Specialized production and social reproduction during the Middle Rincon phase in the Tucson Basin (Arizona)

Michael W. Lindeman
School of Human Evolution and Social Change, Arizona State University
July, 2006
 

Abstract

The specialized production of crafts and other goods is one way in which people meet their daily needs and accomplish their long-term social goals. Specialists undertake their productive pursuits for a variety of reasons and with differing aspirations and goals. The choices made by specialist households do not occur in a vacuum, and this study examines how social context, social goals, ritual obligations, and environmental constraints may have influenced the productive decisions of specialist households. This work examines household-based specialized production during the Middle Rincon phase (A.D. 1000-1100) in the Tucson Basin of Southern Arizona. The study proceeds in two steps. The first step examines specialized production at a sample of 50 households.

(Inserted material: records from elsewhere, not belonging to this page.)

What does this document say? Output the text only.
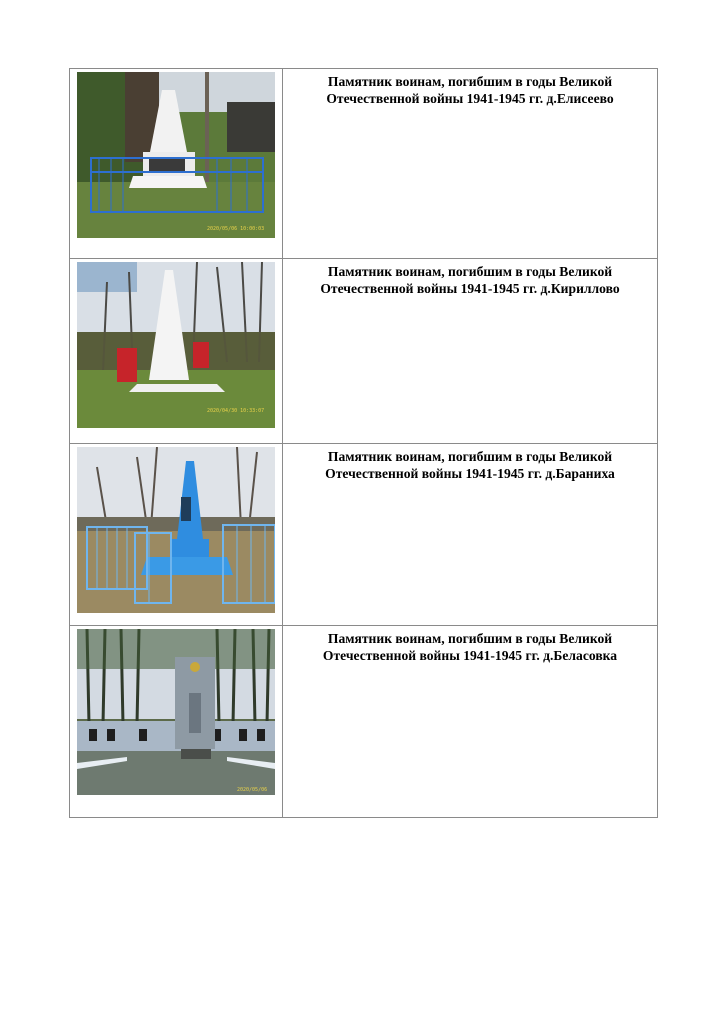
2020/05/06 10:00:03	Памятник воинам, погибшим в годы Великой
Отечественной войны 1941-1945 гг. д.Елисеево

2020/04/30 10:33:07	Памятник воинам, погибшим в годы Великой
Отечественной войны 1941-1945 гг. д.Кириллово

Памятник воинам, погибшим в годы Великой
Отечественной войны 1941-1945 гг. д.Бараниха

2020/05/06	Памятник воинам, погибшим в годы Великой
Отечественной войны 1941-1945 гг. д.Беласовка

Specialized production was relatively common during Middle Rincon, with 22 households found to be engaging in specialized production. Specialized production focused on socially valuable goods, with ceramic vessels, stone and shell jewelry, cotton and agave textiles, and large game meat produced by Middle Rincon households.
Having identified the specialist producers, the analysis turns to an examination of six different models that have been forwarded as influencing household decisions to specialize: insufficient agricultural land, risk reduction, differential distribution of key resources, specialist recruitment, social power, and the ritual mode of production. The analysis found that, to differing degrees, all of the models helped explain aspects of Middle Rincon specialized production, with each suggesting environmental and social factors that contributed to household specialization. However, this study suggests that it is the interaction of household goals and ritually motivated demand for social valuables that sustained the Middle Rincon system of specialized roduction. Through the manufacture of socially valuable goods, Middle Rincon specialists were actively engaged in the construction and maintenance of the social order. Socially prescribed demand for their symbolically charged products in turn allowed the specialist households to achieve their goals through specialized production. The ability to achieve household goals motivated the production of socially valued goods, further sustaining the ritual system.